Voer een systeemdruktest uit:
1. Breng het luchtveersysteem onder druk volgens de aanbevolen methode.
2. Controleer de drukwaarden op de luchtveringsregelmodule of gebruik een externe manometer.
3. Vergelijk de drukmetingen met de opgegeven waarden voor uw voertuigmodel.

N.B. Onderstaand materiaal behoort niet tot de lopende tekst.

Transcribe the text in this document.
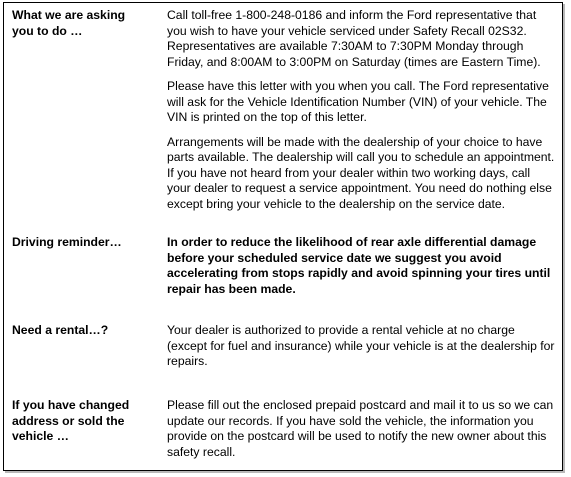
What we are asking
you to do …

Call toll-free 1-800-248-0186 and inform the Ford representative that you wish to have your vehicle serviced under Safety Recall 02S32. Representatives are available 7:30AM to 7:30PM Monday through Friday, and 8:00AM to 3:00PM on Saturday (times are Eastern Time).

Please have this letter with you when you call. The Ford representative will ask for the Vehicle Identification Number (VIN) of your vehicle. The VIN is printed on the top of this letter.

Arrangements will be made with the dealership of your choice to have parts available. The dealership will call you to schedule an appointment. If you have not heard from your dealer within two working days, call your dealer to request a service appointment. You need do nothing else except bring your vehicle to the dealership on the service date.

Driving reminder…	In order to reduce the likelihood of rear axle differential damage before your scheduled service date we suggest you avoid accelerating from stops rapidly and avoid spinning your tires until repair has been made.

Need a rental…?	Your dealer is authorized to provide a rental vehicle at no charge (except for fuel and insurance) while your vehicle is at the dealership for repairs.

If you have changed
address or sold the
vehicle …

Please fill out the enclosed prepaid postcard and mail it to us so we can update our records. If you have sold the vehicle, the information you provide on the postcard will be used to notify the new owner about this safety recall.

- Controleer de luchtleidingen en aansluitingen:
1. Inspecteer de luchtleidingen op lekken, scheuren of schade.
2. Zorg ervoor dat de luchtleidingen stevig zijn aangesloten op de luchtveringscomponenten en de luchtcompressor.
3. Draai eventuele losse verbindingen vast of vervang beschadigde luchtleidingen.
Controleer de regelmodule van de luchtvering:
1. De regelmodule voor de luchtvering bevindt zich meestal in de kofferbak.
2. Inspecteer de regelmodule op zichtbare schade of corrosie.
3. Controleer de elektrische aansluitingen op de besturingsmodule en zorg ervoor dat ze goed vastzitten.
Herinitialiseer het luchtveersysteem:
1. Koppel de accu een paar minuten los (raadpleeg de servicehandleiding van uw voertuig voor de juiste procedure).
2. Sluit de accu opnieuw aan en zet het contact aan.
3. Laat het luchtveersysteem initialiseren en controleer of de auto op de juiste hoogte komt.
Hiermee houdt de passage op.